Overview
KaireonAI’s AI features (chat assistant, insights, content intelligence, rule builder) can run against any OpenAI-compatible LLM endpoint. This guide covers self-hosted options for environments where external API calls are not permitted.
Quick Start with Ollama
Ollama is the fastest way to run a local LLM. It runs on Mac, Linux, and Windows.
1. Install Ollama
# macOS / Linux
curl -fsSL https://ollama.com/install.sh | sh
# macOS (Homebrew)
brew install ollama
2. Pull a Model
# Recommended for tool calling (AI assistant features)
ollama pull qwen2.5:7b # 4.7GB, fast, good at tool calling
ollama pull llama3.1 # 4.7GB, general purpose
# For better quality (needs 16GB+ RAM)
ollama pull qwen2.5:14b # 9GB, excellent quality
ollama pull llama3.1:70b # 40GB, near-GPT-4 quality (needs 64GB RAM)
3. Start Ollama
Ollama runs on http://localhost:11434 by default.

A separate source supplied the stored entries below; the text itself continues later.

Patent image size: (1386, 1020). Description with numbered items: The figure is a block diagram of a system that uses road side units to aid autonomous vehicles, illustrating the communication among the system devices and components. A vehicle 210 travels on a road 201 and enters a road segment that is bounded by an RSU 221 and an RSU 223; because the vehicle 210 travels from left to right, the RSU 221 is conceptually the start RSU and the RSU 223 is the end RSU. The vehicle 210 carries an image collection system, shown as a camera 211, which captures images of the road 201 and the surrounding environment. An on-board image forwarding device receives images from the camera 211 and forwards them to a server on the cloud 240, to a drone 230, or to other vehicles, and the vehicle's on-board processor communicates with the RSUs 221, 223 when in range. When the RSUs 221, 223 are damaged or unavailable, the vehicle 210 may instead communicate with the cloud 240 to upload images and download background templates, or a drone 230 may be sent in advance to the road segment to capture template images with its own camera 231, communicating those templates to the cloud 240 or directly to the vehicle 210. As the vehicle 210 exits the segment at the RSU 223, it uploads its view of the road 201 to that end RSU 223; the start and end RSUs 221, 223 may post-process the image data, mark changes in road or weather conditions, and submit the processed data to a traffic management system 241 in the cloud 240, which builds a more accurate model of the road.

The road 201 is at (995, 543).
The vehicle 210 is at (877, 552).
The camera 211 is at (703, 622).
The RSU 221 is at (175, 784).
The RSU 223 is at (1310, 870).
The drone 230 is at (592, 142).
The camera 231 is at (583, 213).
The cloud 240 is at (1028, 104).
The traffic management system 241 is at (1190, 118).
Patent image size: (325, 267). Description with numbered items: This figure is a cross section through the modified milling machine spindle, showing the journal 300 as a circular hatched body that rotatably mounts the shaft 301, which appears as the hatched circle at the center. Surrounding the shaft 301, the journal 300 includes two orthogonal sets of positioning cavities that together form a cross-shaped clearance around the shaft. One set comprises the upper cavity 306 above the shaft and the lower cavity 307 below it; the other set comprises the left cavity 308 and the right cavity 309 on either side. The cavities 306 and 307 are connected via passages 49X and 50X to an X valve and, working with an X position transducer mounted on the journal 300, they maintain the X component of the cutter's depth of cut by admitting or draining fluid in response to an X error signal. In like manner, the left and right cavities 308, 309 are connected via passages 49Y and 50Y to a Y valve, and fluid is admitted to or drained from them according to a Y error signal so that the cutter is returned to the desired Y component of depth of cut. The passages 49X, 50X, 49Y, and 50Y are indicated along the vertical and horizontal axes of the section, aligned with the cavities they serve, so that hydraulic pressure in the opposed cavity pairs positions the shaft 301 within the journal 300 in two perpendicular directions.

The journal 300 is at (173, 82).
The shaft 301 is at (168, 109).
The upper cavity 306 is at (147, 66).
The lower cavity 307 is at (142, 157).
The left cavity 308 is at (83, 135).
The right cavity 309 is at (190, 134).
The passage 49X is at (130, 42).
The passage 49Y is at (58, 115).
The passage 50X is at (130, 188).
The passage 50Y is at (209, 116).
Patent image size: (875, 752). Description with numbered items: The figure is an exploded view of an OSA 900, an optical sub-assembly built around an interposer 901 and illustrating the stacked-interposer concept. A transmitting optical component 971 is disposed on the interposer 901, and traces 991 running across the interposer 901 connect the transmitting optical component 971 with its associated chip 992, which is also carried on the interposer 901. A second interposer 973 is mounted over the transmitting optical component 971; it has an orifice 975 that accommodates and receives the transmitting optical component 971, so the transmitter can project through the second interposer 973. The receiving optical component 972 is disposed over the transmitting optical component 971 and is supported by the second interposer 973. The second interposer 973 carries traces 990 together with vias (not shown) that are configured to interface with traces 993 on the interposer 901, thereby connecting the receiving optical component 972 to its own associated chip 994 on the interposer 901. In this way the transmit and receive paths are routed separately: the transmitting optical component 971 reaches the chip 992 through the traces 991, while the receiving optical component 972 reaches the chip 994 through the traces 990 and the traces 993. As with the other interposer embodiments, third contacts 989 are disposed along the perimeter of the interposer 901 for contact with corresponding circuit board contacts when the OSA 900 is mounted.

Navigate to Settings > AI Configuration and set:
| Setting | Value |
|---|
| Provider | ollama |
| Model | qwen2.5:7b (or your chosen model) |
| Base URL | http://localhost:11434 |
| API Key | (leave empty for Ollama) |
Or via API:
# Set AI provider to Ollama
curl -X PUT /api/v1/platform-settings \
-H "Content-Type: application/json" \
-d '{
"category": "ai",
"settings": {
"ai_provider": "ollama",
"ai_model": "qwen2.5:7b",
"ai_base_url": "http://localhost:11434",
"ai_api_key": ""
}
}'
Other Self-Hosted Options
vLLM (GPU Server)
Best for production deployments with GPU instances.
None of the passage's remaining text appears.